8. Your Privacy Rights
- Access: See what data we hold.
- Correction: Fix inaccurate data.
- Erasure: Request deletion.
- Portability: Export your data.
- Object/Restrict: Limit or stop processing.
- Withdraw Consent: Opt out of analytics or marketing.
- Requests: egementt35@gmail.com (response within 30 days).

9. AI Transparency
- Automated Processing: All edits are AI-based.
- No AI Decisions: We don’t make personal-impacting decisions.
- Model Training: Your images are not used for AI training.
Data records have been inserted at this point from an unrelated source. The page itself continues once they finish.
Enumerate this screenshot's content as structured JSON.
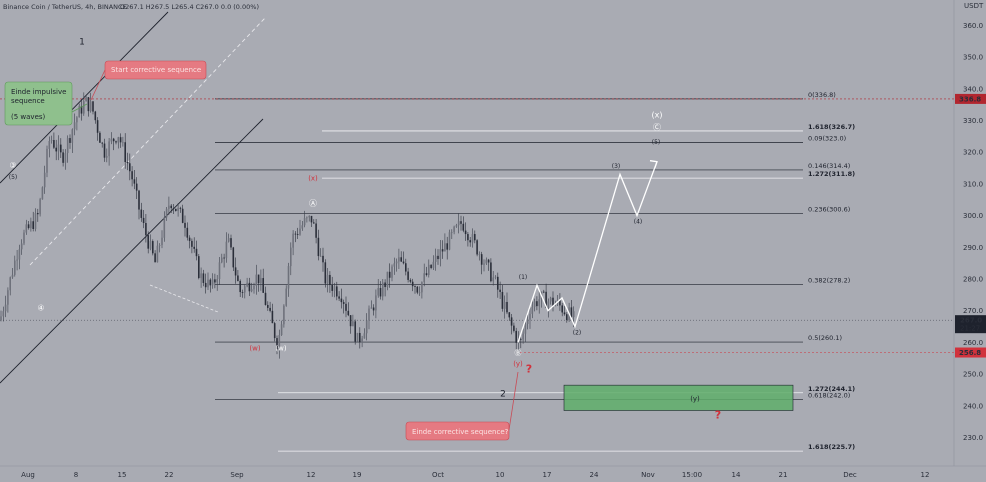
{
  "header": {
    "symbol": "Binance Coin / TetherUS, 4h, BINANCE",
    "ohlc": "O267.1  H267.5  L265.4  C267.0  0.0 (0.00%)"
  },
  "chart_data": {
    "type": "candlestick",
    "currency": "USDT",
    "y_range": [
      221,
      368
    ],
    "y_ticks": [
      230,
      240,
      250,
      260,
      270,
      280,
      290,
      300,
      310,
      320,
      330,
      340,
      350,
      360
    ],
    "x_tick_labels": [
      "Aug",
      "8",
      "15",
      "22",
      "Sep",
      "12",
      "19",
      "Oct",
      "10",
      "17",
      "24",
      "Nov",
      "15:00",
      "14",
      "21",
      "Dec",
      "12"
    ],
    "price_path": [
      [
        0,
        267
      ],
      [
        20,
        292
      ],
      [
        38,
        300
      ],
      [
        50,
        325
      ],
      [
        62,
        318
      ],
      [
        75,
        330
      ],
      [
        85,
        336
      ],
      [
        92,
        334
      ],
      [
        104,
        320
      ],
      [
        118,
        326
      ],
      [
        132,
        312
      ],
      [
        142,
        298
      ],
      [
        155,
        285
      ],
      [
        170,
        305
      ],
      [
        185,
        298
      ],
      [
        200,
        281
      ],
      [
        212,
        277
      ],
      [
        228,
        292
      ],
      [
        240,
        276
      ],
      [
        258,
        281
      ],
      [
        278,
        259
      ],
      [
        292,
        293
      ],
      [
        305,
        298
      ],
      [
        312,
        299
      ],
      [
        325,
        280
      ],
      [
        342,
        275
      ],
      [
        358,
        260
      ],
      [
        375,
        273
      ],
      [
        398,
        286
      ],
      [
        418,
        277
      ],
      [
        440,
        288
      ],
      [
        462,
        298
      ],
      [
        480,
        288
      ],
      [
        495,
        279
      ],
      [
        510,
        266
      ],
      [
        520,
        259
      ],
      [
        530,
        271
      ],
      [
        540,
        274
      ],
      [
        558,
        272
      ],
      [
        575,
        267
      ]
    ],
    "last_price": "267.0",
    "countdown": "21:27",
    "price_tags": [
      {
        "value": 336.8,
        "label": "336.8",
        "color": "#b2262f"
      },
      {
        "value": 256.8,
        "label": "256.8",
        "color": "#d1323c"
      }
    ],
    "fib_levels": [
      {
        "label": "0(336.8)",
        "value": 336.8
      },
      {
        "label": "0.09(323.0)",
        "value": 323.0
      },
      {
        "label": "0.146(314.4)",
        "value": 314.4
      },
      {
        "label": "0.236(300.6)",
        "value": 300.6
      },
      {
        "label": "0.382(278.2)",
        "value": 278.2
      },
      {
        "label": "0.5(260.1)",
        "value": 260.1
      },
      {
        "label": "0.618(242.0)",
        "value": 242.0
      }
    ],
    "ext_levels": [
      {
        "label": "1.618(326.7)",
        "value": 326.7
      },
      {
        "label": "1.272(311.8)",
        "value": 311.8
      },
      {
        "label": "1.272(244.1)",
        "value": 244.1
      },
      {
        "label": "1.618(225.7)",
        "value": 225.7
      }
    ],
    "projection_path": [
      [
        518,
        260
      ],
      [
        537,
        278
      ],
      [
        548,
        270
      ],
      [
        562,
        274
      ],
      [
        575,
        265
      ],
      [
        620,
        313
      ],
      [
        637,
        300
      ],
      [
        657,
        317
      ]
    ],
    "target_zone": {
      "from": 238.5,
      "to": 246.5,
      "label": "(y)"
    },
    "callouts": {
      "start": "Start corrective sequence",
      "einde_impulsive": [
        "Einde impulsive",
        "sequence",
        "",
        "(5 waves)"
      ],
      "einde_corrective": "Einde corrective sequence?"
    },
    "wave_labels": [
      {
        "text": "1",
        "x": 82,
        "v": 354,
        "color": "#1e222d",
        "size": 9
      },
      {
        "text": "2",
        "x": 503,
        "v": 243,
        "color": "#1e222d",
        "size": 9
      },
      {
        "text": "③",
        "x": 13,
        "v": 315,
        "color": "#ffffff",
        "size": 8
      },
      {
        "text": "(5)",
        "x": 13,
        "v": 311.5,
        "color": "#1e222d",
        "size": 6
      },
      {
        "text": "④",
        "x": 41,
        "v": 270,
        "color": "#ffffff",
        "size": 8
      },
      {
        "text": "(x)",
        "x": 313,
        "v": 311,
        "color": "#d1323c",
        "size": 7
      },
      {
        "text": "Ⓐ",
        "x": 313,
        "v": 303,
        "color": "#ffffff",
        "size": 8
      },
      {
        "text": "(w)",
        "x": 255,
        "v": 257.5,
        "color": "#d1323c",
        "size": 7
      },
      {
        "text": "(w)",
        "x": 281,
        "v": 257.5,
        "color": "#ffffff",
        "size": 7
      },
      {
        "text": "(1)",
        "x": 523,
        "v": 280,
        "color": "#1e222d",
        "size": 6
      },
      {
        "text": "(2)",
        "x": 577,
        "v": 262.5,
        "color": "#1e222d",
        "size": 6
      },
      {
        "text": "(3)",
        "x": 616,
        "v": 315,
        "color": "#1e222d",
        "size": 6
      },
      {
        "text": "(4)",
        "x": 638,
        "v": 297.5,
        "color": "#1e222d",
        "size": 6
      },
      {
        "text": "(5)",
        "x": 656,
        "v": 322.5,
        "color": "#1e222d",
        "size": 6
      },
      {
        "text": "Ⓒ",
        "x": 657,
        "v": 327,
        "color": "#ffffff",
        "size": 8
      },
      {
        "text": "(x)",
        "x": 657,
        "v": 331,
        "color": "#ffffff",
        "size": 8
      },
      {
        "text": "Ⓑ",
        "x": 518,
        "v": 256,
        "color": "#ffffff",
        "size": 7
      },
      {
        "text": "(y)",
        "x": 518,
        "v": 252.5,
        "color": "#d1323c",
        "size": 7
      },
      {
        "text": "?",
        "x": 529,
        "v": 250.5,
        "color": "#d1323c",
        "size": 11
      },
      {
        "text": "?",
        "x": 718,
        "v": 236,
        "color": "#d1323c",
        "size": 11
      }
    ]
  }
}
10. Cookies & Local Storage
- Essential: Session data, preferences, auth tokens.
- Optional: Analytics (opt-in).

11. Children’s Privacy
- We do not knowingly collect data from children under 13 (or local minimum age).
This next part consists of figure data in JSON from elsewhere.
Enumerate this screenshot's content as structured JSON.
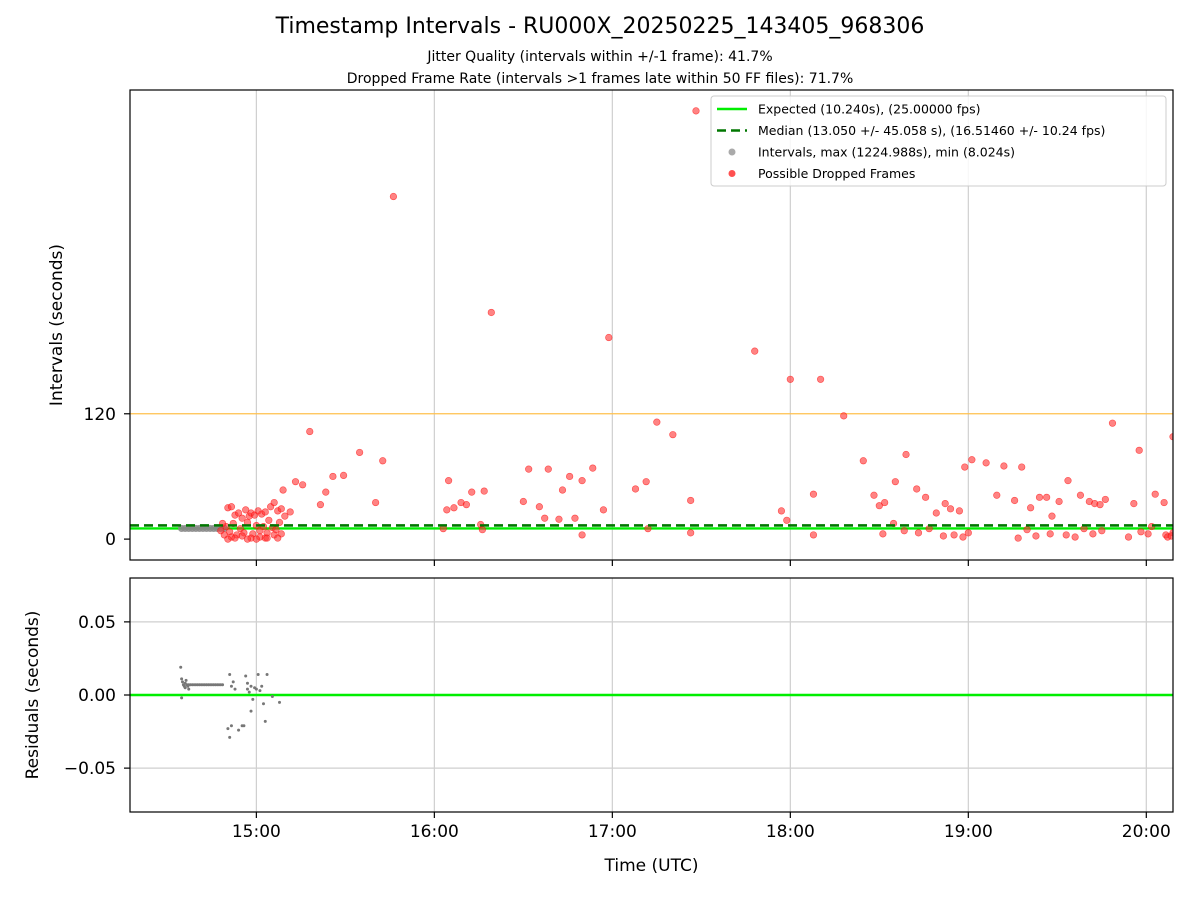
{
  "chart_data": [
    {
      "type": "scatter",
      "title": "Timestamp Intervals - RU000X_20250225_143405_968306",
      "subtitle_lines": [
        "Jitter Quality (intervals within +/-1 frame): 41.7%",
        "Dropped Frame Rate (intervals >1 frames late within 50 FF files): 71.7%"
      ],
      "xlabel": "",
      "ylabel": "Intervals (seconds)",
      "x_unit": "hours (UTC)",
      "xlim": [
        14.29,
        20.15
      ],
      "ylim": [
        -20,
        430
      ],
      "x_ticks": [
        15,
        16,
        17,
        18,
        19,
        20
      ],
      "x_tick_labels": [
        "15:00",
        "16:00",
        "17:00",
        "18:00",
        "19:00",
        "20:00"
      ],
      "y_ticks": [
        0,
        120
      ],
      "y_tick_labels": [
        "0",
        "120"
      ],
      "grid": "vertical",
      "legend_position": "upper right",
      "reference_lines": [
        {
          "name": "Expected (10.240s), (25.00000 fps)",
          "y": 10.24,
          "color": "#00ee00",
          "style": "solid"
        },
        {
          "name": "Median (13.050 +/- 45.058 s), (16.51460 +/- 10.24 fps)",
          "y": 13.05,
          "color": "#007700",
          "style": "dashed"
        },
        {
          "name": "threshold",
          "y": 120,
          "color": "#ffc04d",
          "style": "solid"
        }
      ],
      "series": [
        {
          "name": "Intervals, max (1224.988s), min (8.024s)",
          "color": "#888888",
          "points": [
            [
              14.58,
              10.24
            ],
            [
              14.6,
              10.24
            ],
            [
              14.62,
              10.24
            ],
            [
              14.64,
              10.24
            ],
            [
              14.66,
              10.24
            ],
            [
              14.68,
              10.24
            ],
            [
              14.7,
              10.24
            ],
            [
              14.72,
              10.24
            ],
            [
              14.74,
              10.24
            ],
            [
              14.76,
              10.24
            ],
            [
              14.78,
              10.24
            ],
            [
              14.8,
              10.24
            ],
            [
              14.82,
              10.24
            ]
          ]
        },
        {
          "name": "Possible Dropped Frames",
          "color": "#ff2020",
          "points": [
            [
              17.47,
              410
            ],
            [
              15.77,
              328
            ],
            [
              16.32,
              217
            ],
            [
              16.98,
              193
            ],
            [
              17.8,
              180
            ],
            [
              18.0,
              153
            ],
            [
              18.17,
              153
            ],
            [
              18.3,
              118
            ],
            [
              17.25,
              112
            ],
            [
              17.34,
              100
            ],
            [
              15.3,
              103
            ],
            [
              15.58,
              83
            ],
            [
              15.71,
              75
            ],
            [
              15.22,
              55
            ],
            [
              15.26,
              52
            ],
            [
              15.15,
              47
            ],
            [
              15.43,
              60
            ],
            [
              15.49,
              61
            ],
            [
              15.39,
              45
            ],
            [
              15.67,
              35
            ],
            [
              15.36,
              33
            ],
            [
              16.08,
              56
            ],
            [
              16.21,
              45
            ],
            [
              16.15,
              35
            ],
            [
              16.18,
              33
            ],
            [
              16.28,
              46
            ],
            [
              16.11,
              30
            ],
            [
              16.07,
              28
            ],
            [
              16.05,
              10
            ],
            [
              16.26,
              14
            ],
            [
              16.27,
              9
            ],
            [
              16.53,
              67
            ],
            [
              16.64,
              67
            ],
            [
              16.76,
              60
            ],
            [
              16.83,
              56
            ],
            [
              16.89,
              68
            ],
            [
              16.72,
              47
            ],
            [
              16.5,
              36
            ],
            [
              16.59,
              31
            ],
            [
              16.95,
              28
            ],
            [
              16.62,
              20
            ],
            [
              16.79,
              20
            ],
            [
              16.7,
              19
            ],
            [
              16.83,
              4
            ],
            [
              17.13,
              48
            ],
            [
              17.19,
              55
            ],
            [
              17.44,
              37
            ],
            [
              17.2,
              10
            ],
            [
              17.44,
              6
            ],
            [
              17.95,
              27
            ],
            [
              17.98,
              18
            ],
            [
              18.13,
              43
            ],
            [
              18.13,
              4
            ],
            [
              18.41,
              75
            ],
            [
              18.47,
              42
            ],
            [
              18.5,
              32
            ],
            [
              18.53,
              35
            ],
            [
              18.59,
              55
            ],
            [
              18.65,
              81
            ],
            [
              18.71,
              48
            ],
            [
              18.76,
              40
            ],
            [
              18.82,
              25
            ],
            [
              18.87,
              34
            ],
            [
              18.9,
              29
            ],
            [
              18.95,
              27
            ],
            [
              18.98,
              69
            ],
            [
              19.02,
              76
            ],
            [
              19.1,
              73
            ],
            [
              19.2,
              70
            ],
            [
              19.3,
              69
            ],
            [
              19.16,
              42
            ],
            [
              19.26,
              37
            ],
            [
              19.35,
              30
            ],
            [
              19.4,
              40
            ],
            [
              19.44,
              40
            ],
            [
              19.47,
              22
            ],
            [
              19.51,
              36
            ],
            [
              19.56,
              56
            ],
            [
              19.63,
              42
            ],
            [
              19.68,
              36
            ],
            [
              19.71,
              34
            ],
            [
              19.74,
              33
            ],
            [
              19.77,
              38
            ],
            [
              19.81,
              111
            ],
            [
              19.93,
              34
            ],
            [
              19.96,
              85
            ],
            [
              20.05,
              43
            ],
            [
              20.1,
              35
            ],
            [
              20.15,
              98
            ],
            [
              20.03,
              12
            ],
            [
              20.11,
              4
            ],
            [
              20.12,
              2
            ],
            [
              18.52,
              5
            ],
            [
              18.58,
              15
            ],
            [
              18.64,
              8
            ],
            [
              18.72,
              6
            ],
            [
              18.78,
              10
            ],
            [
              18.86,
              3
            ],
            [
              18.92,
              4
            ],
            [
              18.97,
              2
            ],
            [
              19.0,
              6
            ],
            [
              19.28,
              1
            ],
            [
              19.33,
              9
            ],
            [
              19.38,
              3
            ],
            [
              19.46,
              5
            ],
            [
              19.55,
              4
            ],
            [
              19.6,
              2
            ],
            [
              19.65,
              10
            ],
            [
              19.7,
              5
            ],
            [
              19.75,
              8
            ],
            [
              19.9,
              2
            ],
            [
              19.97,
              7
            ],
            [
              20.01,
              5
            ],
            [
              20.15,
              6
            ],
            [
              20.14,
              3
            ],
            [
              14.84,
              30
            ],
            [
              14.86,
              31
            ],
            [
              14.88,
              23
            ],
            [
              14.9,
              25
            ],
            [
              14.92,
              20
            ],
            [
              14.94,
              28
            ],
            [
              14.96,
              22
            ],
            [
              14.97,
              25
            ],
            [
              14.99,
              23
            ],
            [
              15.01,
              27
            ],
            [
              15.03,
              24
            ],
            [
              15.05,
              26
            ],
            [
              15.08,
              31
            ],
            [
              15.1,
              35
            ],
            [
              15.12,
              27
            ],
            [
              15.14,
              29
            ],
            [
              15.16,
              22
            ],
            [
              15.19,
              26
            ],
            [
              14.83,
              12
            ],
            [
              14.85,
              7
            ],
            [
              14.87,
              15
            ],
            [
              14.89,
              4
            ],
            [
              14.91,
              10
            ],
            [
              14.93,
              6
            ],
            [
              14.95,
              16
            ],
            [
              14.98,
              5
            ],
            [
              15.0,
              13
            ],
            [
              15.02,
              8
            ],
            [
              15.04,
              12
            ],
            [
              15.06,
              6
            ],
            [
              15.07,
              18
            ],
            [
              15.09,
              11
            ],
            [
              15.11,
              9
            ],
            [
              15.13,
              16
            ],
            [
              14.86,
              2
            ],
            [
              14.92,
              3
            ],
            [
              14.97,
              1
            ],
            [
              15.02,
              2
            ],
            [
              15.05,
              1
            ],
            [
              15.1,
              4
            ],
            [
              15.14,
              5
            ],
            [
              14.81,
              15
            ],
            [
              14.8,
              8
            ],
            [
              14.82,
              4
            ],
            [
              14.84,
              0
            ],
            [
              14.88,
              1
            ],
            [
              14.95,
              0
            ],
            [
              15.0,
              0
            ],
            [
              15.06,
              1
            ],
            [
              15.12,
              1
            ]
          ]
        }
      ]
    },
    {
      "type": "scatter",
      "xlabel": "Time (UTC)",
      "ylabel": "Residuals (seconds)",
      "x_unit": "hours (UTC)",
      "xlim": [
        14.29,
        20.15
      ],
      "ylim": [
        -0.08,
        0.08
      ],
      "x_ticks": [
        15,
        16,
        17,
        18,
        19,
        20
      ],
      "x_tick_labels": [
        "15:00",
        "16:00",
        "17:00",
        "18:00",
        "19:00",
        "20:00"
      ],
      "y_ticks": [
        0.05,
        0.0,
        -0.05
      ],
      "y_tick_labels": [
        "0.05",
        "0.00",
        "−0.05"
      ],
      "grid": "both",
      "reference_lines": [
        {
          "name": "zero",
          "y": 0,
          "color": "#00ee00",
          "style": "solid"
        }
      ],
      "series": [
        {
          "name": "residuals",
          "color": "#777777",
          "points": [
            [
              14.575,
              0.019
            ],
            [
              14.58,
              0.011
            ],
            [
              14.585,
              0.009
            ],
            [
              14.59,
              0.007
            ],
            [
              14.595,
              0.006
            ],
            [
              14.6,
              0.008
            ],
            [
              14.605,
              0.01
            ],
            [
              14.61,
              0.007
            ],
            [
              14.615,
              0.006
            ],
            [
              14.62,
              0.007
            ],
            [
              14.63,
              0.007
            ],
            [
              14.64,
              0.007
            ],
            [
              14.65,
              0.007
            ],
            [
              14.66,
              0.007
            ],
            [
              14.67,
              0.007
            ],
            [
              14.68,
              0.007
            ],
            [
              14.69,
              0.007
            ],
            [
              14.7,
              0.007
            ],
            [
              14.71,
              0.007
            ],
            [
              14.72,
              0.007
            ],
            [
              14.73,
              0.007
            ],
            [
              14.74,
              0.007
            ],
            [
              14.75,
              0.007
            ],
            [
              14.76,
              0.007
            ],
            [
              14.77,
              0.007
            ],
            [
              14.78,
              0.007
            ],
            [
              14.79,
              0.007
            ],
            [
              14.8,
              0.007
            ],
            [
              14.81,
              0.007
            ],
            [
              14.58,
              -0.002
            ],
            [
              14.6,
              0.005
            ],
            [
              14.62,
              0.004
            ],
            [
              14.85,
              0.014
            ],
            [
              14.86,
              0.006
            ],
            [
              14.87,
              0.009
            ],
            [
              14.88,
              0.004
            ],
            [
              14.84,
              -0.023
            ],
            [
              14.86,
              -0.021
            ],
            [
              14.85,
              -0.029
            ],
            [
              14.9,
              -0.024
            ],
            [
              14.92,
              -0.021
            ],
            [
              14.93,
              -0.021
            ],
            [
              14.94,
              0.013
            ],
            [
              14.95,
              0.004
            ],
            [
              14.96,
              0.002
            ],
            [
              14.97,
              0.006
            ],
            [
              14.95,
              0.008
            ],
            [
              14.98,
              -0.003
            ],
            [
              14.99,
              0.005
            ],
            [
              14.97,
              -0.011
            ],
            [
              15.0,
              0.004
            ],
            [
              15.01,
              0.014
            ],
            [
              15.02,
              0.003
            ],
            [
              15.03,
              0.006
            ],
            [
              15.04,
              -0.006
            ],
            [
              15.05,
              -0.018
            ],
            [
              15.06,
              0.014
            ],
            [
              15.09,
              -0.001
            ],
            [
              15.13,
              -0.005
            ]
          ]
        }
      ]
    }
  ],
  "legend": {
    "entries": [
      {
        "label": "Expected (10.240s), (25.00000 fps)",
        "marker": "line",
        "color": "#00ee00"
      },
      {
        "label": "Median (13.050 +/- 45.058 s), (16.51460 +/- 10.24 fps)",
        "marker": "dashed",
        "color": "#007700"
      },
      {
        "label": "Intervals, max (1224.988s), min (8.024s)",
        "marker": "dot",
        "color": "#aaaaaa"
      },
      {
        "label": "Possible Dropped Frames",
        "marker": "dot",
        "color": "#ff5050"
      }
    ]
  }
}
12. Changes to Privacy Policy
- Updates notified via app.
- 30-day review period for major changes.

13. Regional Rights
13.1 EU (GDPR)
- All rights in Section 8 apply.
- Data Protection Officer: Egemen Tokgoz
- Supervisory Authority: You may lodge complaints locally.
13.2 California (CCPA)
- Right to Know what’s collected.
- Right to Delete your data.
- Right to Opt-Out (we don’t sell your data).
- Non-Discrimination: Equal service for all users.

14. Data Breach
- User notification within 72 hours.
- Regulatory reporting as required.

15. Business Transfers
- If acquired/merged, your data will remain under same protections.

16. Contact
- Email: egementt35@gmail.com
- Response: 48h initial, 30 days full resolution

Effective Date: September 24, 2025
Version: 1.0

By using Glowio, you acknowledge you have read and agreed to this Privacy Policy.